The following results show the top 10 event with most injuries on record.
plot2 <- ggplot(harmfulEvent_2[1:10,], aes(x = reorder(EVTYPE, - total.Injury), y = total.Injury)) +
geom_col(fill = "royalblue", alpha = 0.9, width = .60) +
labs(x = "\n EVENT TYPE \n", y = "\n TOTAL INJURIES \n", title = "\n TOP 10 INJURY CAUSING EVENTS \n") +
scale_y_continuous(expand = c(0,0), limits = c(-10, 100000), labels = comma) +
theme_minimal() + theme(axis.text = element_text(family = 'Trebuchet MS'), axis.text.x = element_text(angle = 45, hjust = 1)) +
theme(plot.title = element_text(family = "Trebuchet MS", color = "#666666", face = "bold", size = 16, hjust = 0)) +
theme(axis.title = element_text(family = "Trebuchet MS", color = "#666666", face = "bold", size = 12))
plot2
Again, TORNADO is the clear leader in this criteria with more than 80,000 injuries recorded.

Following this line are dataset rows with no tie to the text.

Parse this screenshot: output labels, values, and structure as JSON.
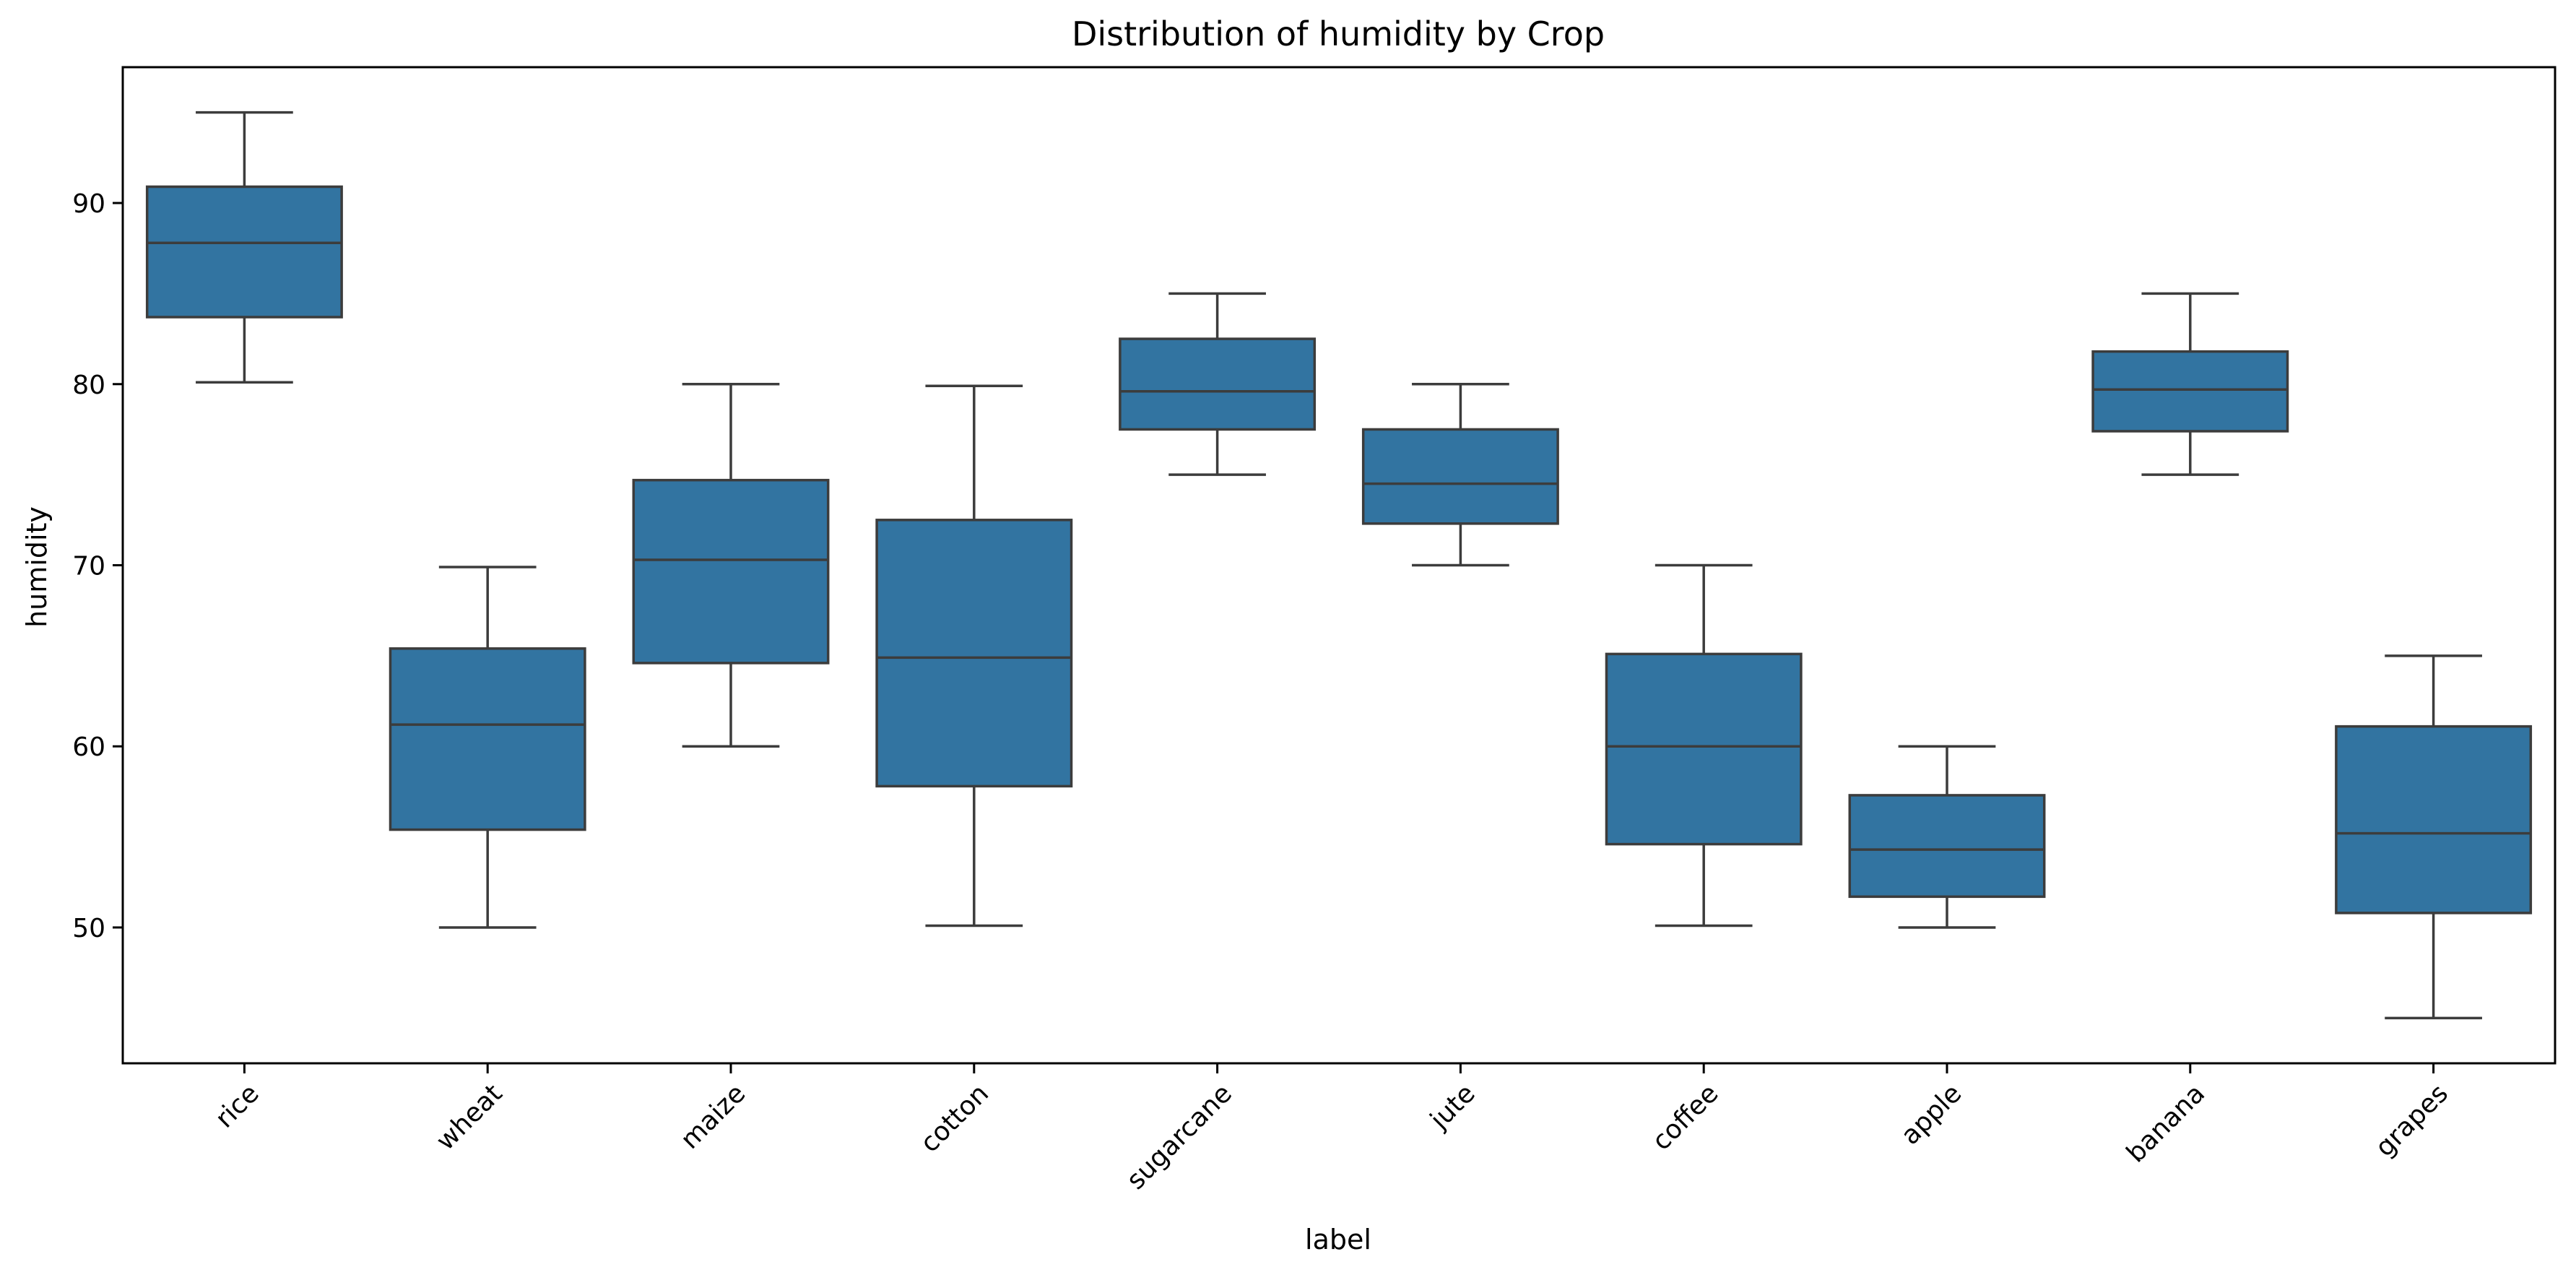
{
  "chart_data": {
    "type": "boxplot",
    "title": "Distribution of humidity by Crop",
    "xlabel": "label",
    "ylabel": "humidity",
    "ylim": [
      42.5,
      97.5
    ],
    "yticks": [
      50,
      60,
      70,
      80,
      90
    ],
    "grid": false,
    "legend": "none",
    "categories": [
      "rice",
      "wheat",
      "maize",
      "cotton",
      "sugarcane",
      "jute",
      "coffee",
      "apple",
      "banana",
      "grapes"
    ],
    "boxes": [
      {
        "label": "rice",
        "whisker_low": 80.1,
        "q1": 83.7,
        "median": 87.8,
        "q3": 90.9,
        "whisker_high": 95.0
      },
      {
        "label": "wheat",
        "whisker_low": 50.0,
        "q1": 55.4,
        "median": 61.2,
        "q3": 65.4,
        "whisker_high": 69.9
      },
      {
        "label": "maize",
        "whisker_low": 60.0,
        "q1": 64.6,
        "median": 70.3,
        "q3": 74.7,
        "whisker_high": 80.0
      },
      {
        "label": "cotton",
        "whisker_low": 50.1,
        "q1": 57.8,
        "median": 64.9,
        "q3": 72.5,
        "whisker_high": 79.9
      },
      {
        "label": "sugarcane",
        "whisker_low": 75.0,
        "q1": 77.5,
        "median": 79.6,
        "q3": 82.5,
        "whisker_high": 85.0
      },
      {
        "label": "jute",
        "whisker_low": 70.0,
        "q1": 72.3,
        "median": 74.5,
        "q3": 77.5,
        "whisker_high": 80.0
      },
      {
        "label": "coffee",
        "whisker_low": 50.1,
        "q1": 54.6,
        "median": 60.0,
        "q3": 65.1,
        "whisker_high": 70.0
      },
      {
        "label": "apple",
        "whisker_low": 50.0,
        "q1": 51.7,
        "median": 54.3,
        "q3": 57.3,
        "whisker_high": 60.0
      },
      {
        "label": "banana",
        "whisker_low": 75.0,
        "q1": 77.4,
        "median": 79.7,
        "q3": 81.8,
        "whisker_high": 85.0
      },
      {
        "label": "grapes",
        "whisker_low": 45.0,
        "q1": 50.8,
        "median": 55.2,
        "q3": 61.1,
        "whisker_high": 65.0
      }
    ],
    "box_color": "#3274a1",
    "line_color": "#3c3c3c"
  }
}
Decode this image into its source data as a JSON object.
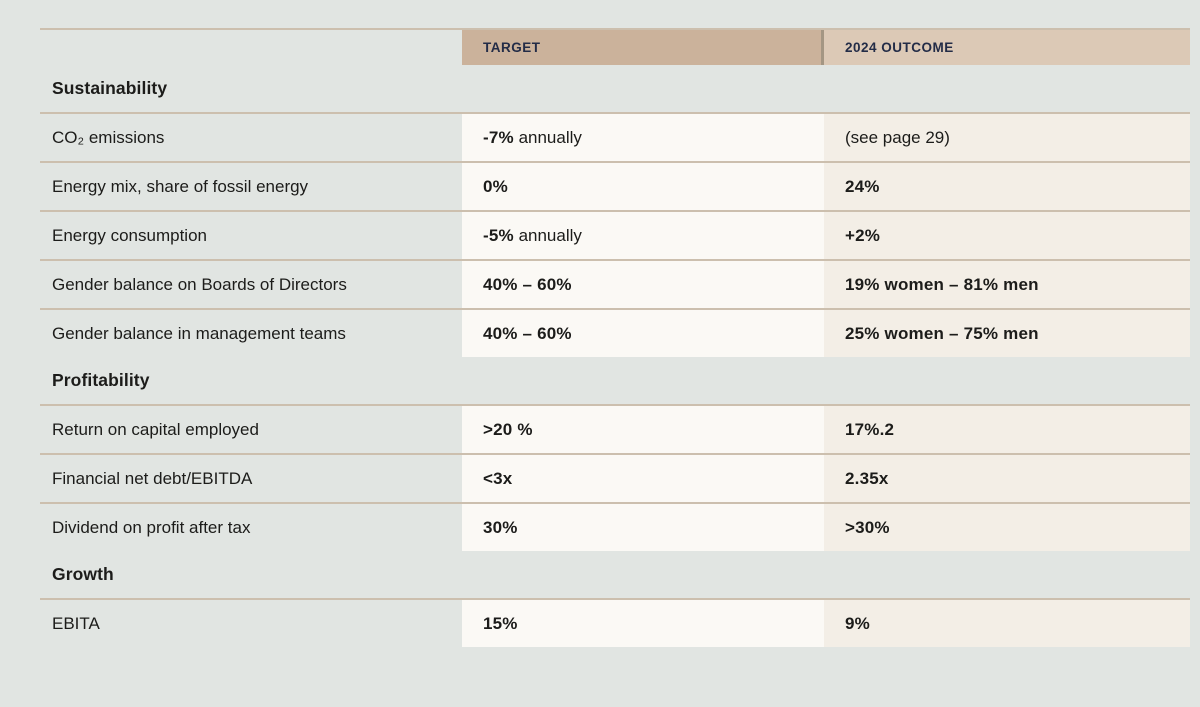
{
  "table": {
    "headers": {
      "target": "TARGET",
      "outcome": "2024 OUTCOME"
    },
    "rows": [
      {
        "type": "section",
        "label": "Sustainability"
      },
      {
        "type": "data",
        "label": "CO₂ emissions",
        "target": {
          "bold": "-7%",
          "regular": " annually"
        },
        "outcome": {
          "bold": "",
          "regular": "(see page 29)"
        }
      },
      {
        "type": "data",
        "label": "Energy mix, share of fossil energy",
        "target": {
          "bold": "0%",
          "regular": ""
        },
        "outcome": {
          "bold": "24%",
          "regular": ""
        }
      },
      {
        "type": "data",
        "label": "Energy consumption",
        "target": {
          "bold": "-5%",
          "regular": " annually"
        },
        "outcome": {
          "bold": "+2%",
          "regular": ""
        }
      },
      {
        "type": "data",
        "label": "Gender balance on Boards of Directors",
        "target": {
          "bold": "40% – 60%",
          "regular": ""
        },
        "outcome": {
          "bold": "19% women – 81% men",
          "regular": ""
        }
      },
      {
        "type": "data",
        "label": "Gender balance in management teams",
        "target": {
          "bold": "40% – 60%",
          "regular": ""
        },
        "outcome": {
          "bold": "25% women – 75% men",
          "regular": ""
        }
      },
      {
        "type": "section",
        "label": "Profitability"
      },
      {
        "type": "data",
        "label": "Return on capital employed",
        "target": {
          "bold": ">20 %",
          "regular": ""
        },
        "outcome": {
          "bold": "17%.2",
          "regular": ""
        }
      },
      {
        "type": "data",
        "label": "Financial net debt/EBITDA",
        "target": {
          "bold": "<3x",
          "regular": ""
        },
        "outcome": {
          "bold": "2.35x",
          "regular": ""
        }
      },
      {
        "type": "data",
        "label": "Dividend on profit after tax",
        "target": {
          "bold": "30%",
          "regular": ""
        },
        "outcome": {
          "bold": ">30%",
          "regular": ""
        }
      },
      {
        "type": "section",
        "label": "Growth"
      },
      {
        "type": "data",
        "label": "EBITA",
        "target": {
          "bold": "15%",
          "regular": ""
        },
        "outcome": {
          "bold": "9%",
          "regular": ""
        }
      }
    ]
  },
  "colors": {
    "page_bg": "#e1e5e2",
    "target_header_bg": "#cbb29b",
    "outcome_header_bg": "#dcc9b6",
    "header_divider": "#a49683",
    "header_text": "#232c47",
    "target_cell_bg": "#fbf9f5",
    "outcome_cell_bg": "#f3eee6",
    "separator_line": "#ccbfae",
    "body_text": "#1c1c1a"
  }
}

TSTM WIND is far behind on 2nd with less than 20,000 followed by FLOOD on 3rd.
The 2nd part of the results show the Top 10 events with most total cost of damage to property and crops. The chart shows the aggregate of the two.
plot3 <- ggplot(economicDamage_2, aes(x = reorder(EVTYPE,-value), y = value, fill = variable)) +
geom_bar(stat = "identity", alpha = 0.9) +
labs(x = "\n EVENT TYPE \n", y = "\n TOTAL DAMAGE \n", title = "\n TOP 10 MOST DAMAGING EVENTS \n", fill = " ") +
scale_y_continuous(expand = c(0,0), limits = c(-10, 180000000000), labels = comma) +
scale_fill_manual(values = c("navy", "royalblue"), labels = c("PROPERTY", "CROP")) +
theme_minimal() + theme(axis.text = element_text(family = 'Trebuchet MS'), axis.text.x = element_text(angle = 45, hjust = 1)) +
theme(plot.title = element_text(family = "Trebuchet MS", color = "#666666", face = "bold", size = 16, hjust = 0)) +
theme(axis.title = element_text(family = "Trebuchet MS", color = "#666666", face = "bold", size = 12))
plot3
The chart shows that the most costly event is FLOOD with around 150B USD followed by HURRICANE/TYPHOON.